Noi esseri umani abbiamo il bisogno di individuare una causa a ciò che ci succede.

Ad esempio, può darsi che certi eventi si presentino in un certo ordine di tempo e secondo una certa regolarità spaziale, perché una persona arrivi a pensare che ci sia una relazione di causa-effetto.

Potrebbe non esserci alcuna relazione obiettiva, ma comunque una relazione deve essere trovata.

Mettiamo in atto delle attribuzioni che ci consentono di dare un senso a ciò che accade, ci formiamo delle credenze o delle teorie ingenue rispetto a ciò che accade, per poter comprendere, predire e controllare gli eventi che ci riguardano.

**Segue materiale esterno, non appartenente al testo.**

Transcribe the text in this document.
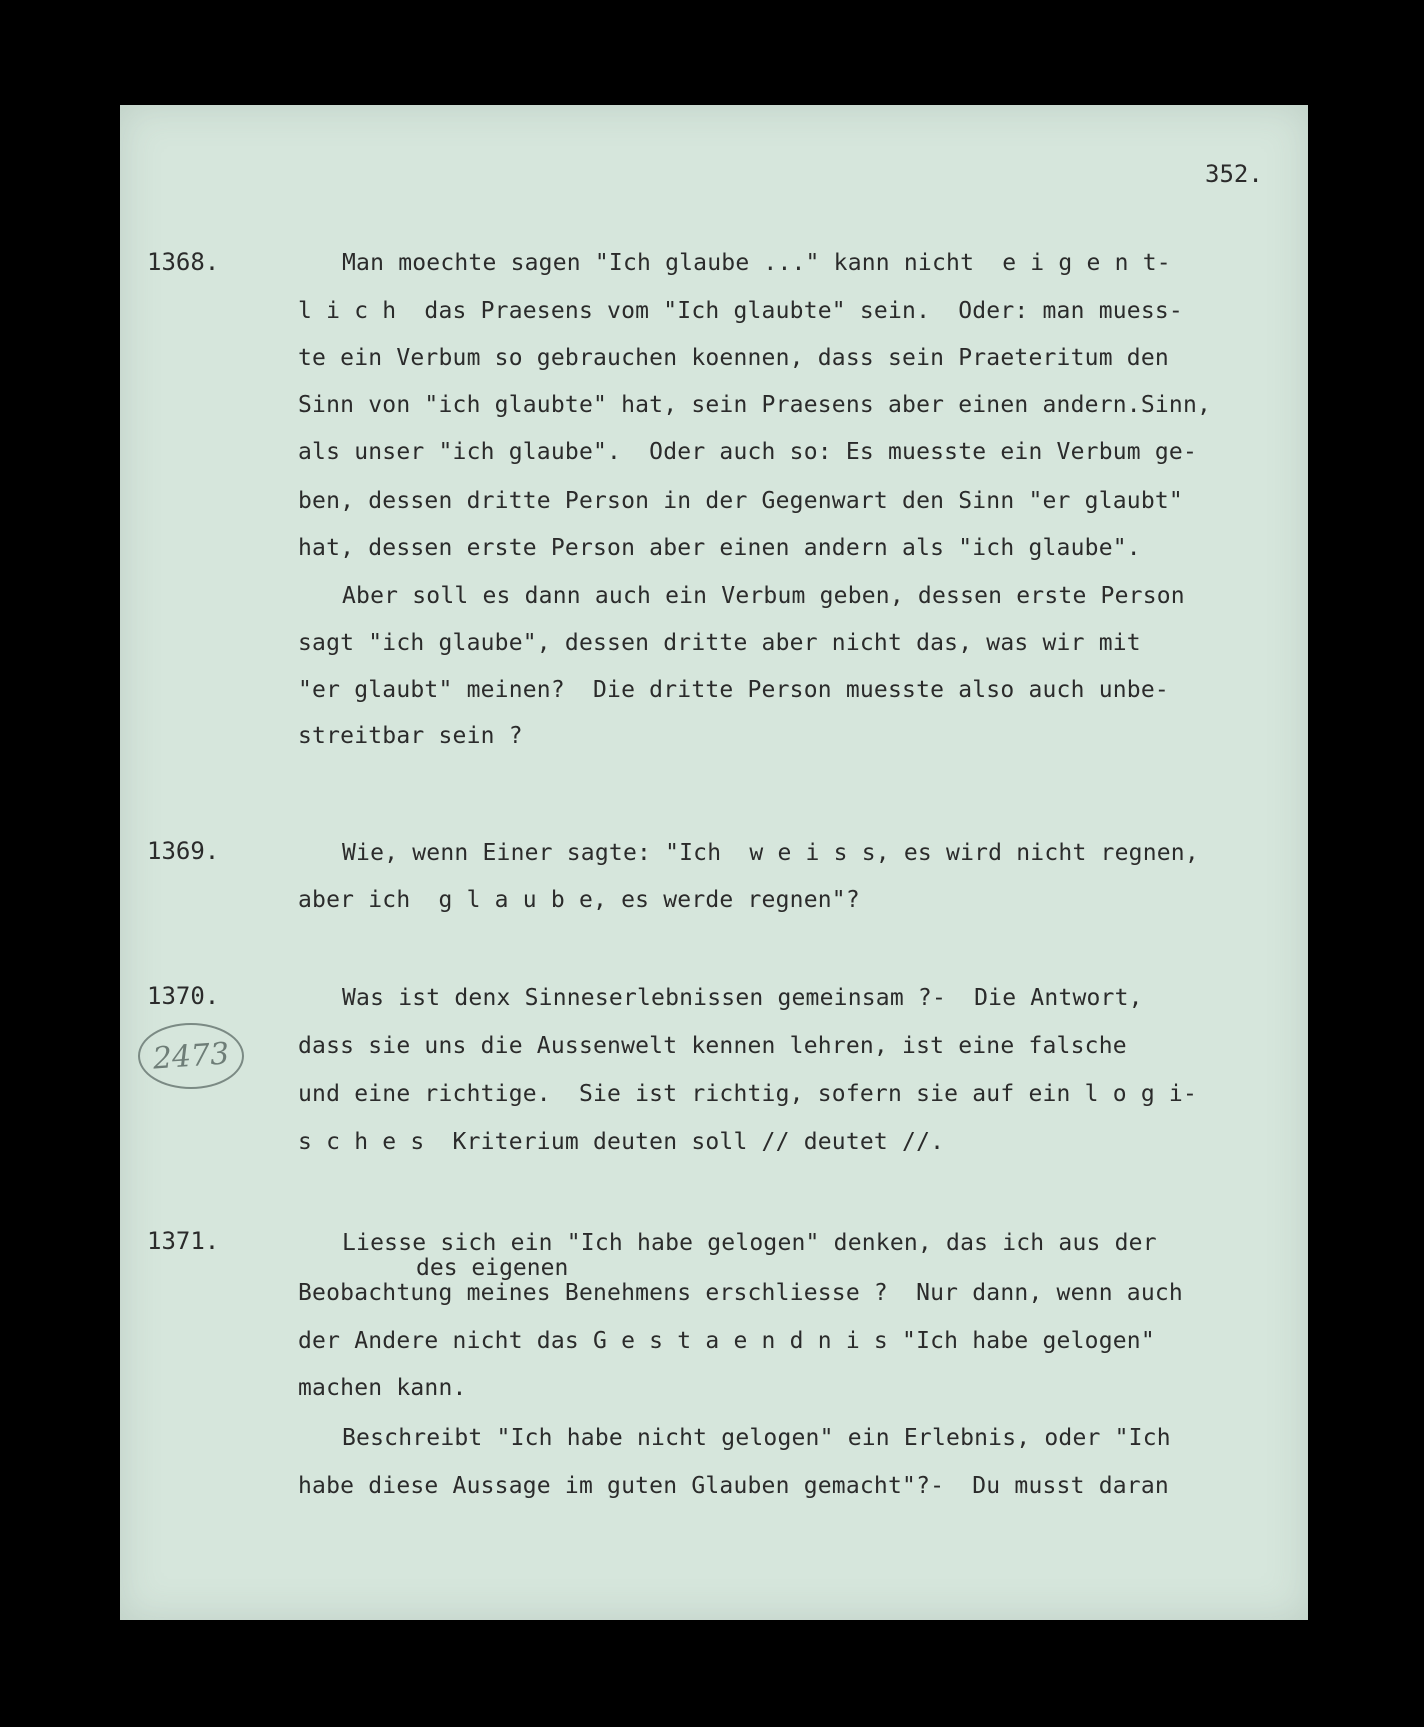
352.
1368.	Man moechte sagen "Ich glaube ..." kann nicht  e i g e n t-
l i c h  das Praesens vom "Ich glaubte" sein.  Oder: man muess-
te ein Verbum so gebrauchen koennen, dass sein Praeteritum den
Sinn von "ich glaubte" hat, sein Praesens aber einen andern.Sinn,
als unser "ich glaube".  Oder auch so: Es muesste ein Verbum ge-
ben, dessen dritte Person in der Gegenwart den Sinn "er glaubt"
hat, dessen erste Person aber einen andern als "ich glaube".
Aber soll es dann auch ein Verbum geben, dessen erste Person
sagt "ich glaube", dessen dritte aber nicht das, was wir mit
"er glaubt" meinen?  Die dritte Person muesste also auch unbe-
streitbar sein ?
1369.	Wie, wenn Einer sagte: "Ich  w e i s s, es wird nicht regnen,
aber ich  g l a u b e, es werde regnen"?
1370.
2473
Was ist denx Sinneserlebnissen gemeinsam ?-  Die Antwort,
dass sie uns die Aussenwelt kennen lehren, ist eine falsche
und eine richtige.  Sie ist richtig, sofern sie auf ein l o g i-
s c h e s  Kriterium deuten soll // deutet //.
1371.	Liesse sich ein "Ich habe gelogen" denken, das ich aus der
des eigenen
Beobachtung meines Benehmens erschliesse ?  Nur dann, wenn auch
der Andere nicht das G e s t a e n d n i s "Ich habe gelogen"
machen kann.
Beschreibt "Ich habe nicht gelogen" ein Erlebnis, oder "Ich
habe diese Aussage im guten Glauben gemacht"?-  Du musst daran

In questo modo, possiamo attribuire, per esempio, alla “fortuna” o alla “sfortuna” un ruolo nella realizzazione dei nostri progetti o negli esiti delle nostre scelte. 

QUESTIONE DI LOCUS OF CONTROL

La nozione di locus of control proposta da Julian B.Rotter nel 1966, rappresenta l’aspettativa generalizzata che gli individui hanno riguardo alle cause che determinano i successi e i fallimenti delle situazioni che vivono.

Ci sono persone che si collocano ad un estremo, che credono nella propria capacità di controllare gli eventi e per tale motivo sono caratterizzate da un locus of control interno e ce ne sono altre che credono che gli eventi della vita siano il risultato di fattori esterni, come il fato, la fortuna, etc.

Queste ultime hanno un locus of control esterno.

Persone con un locus of control interno è difficile che pensino di essere fortunate o sfortunate e per tale motivo tenderanno a prendere decisioni nella consapevolezza che gli esiti della loro condotta, debbano essere attribuiti al loro comportamento.

Al contrario, un decisore con il locus of control esterno, tenderà, trovandosi in una situazione di conflitto, a risolverlo con una non decisione oppure, nella peggiore delle ipotesi, potrebbe lasciare ad altri la responsabilità di decidere al posto suo: “Tanto sono talmente sfortunato!”. 

Bibliografia

Rumiati R., 2000, Decidere, Il Mulino.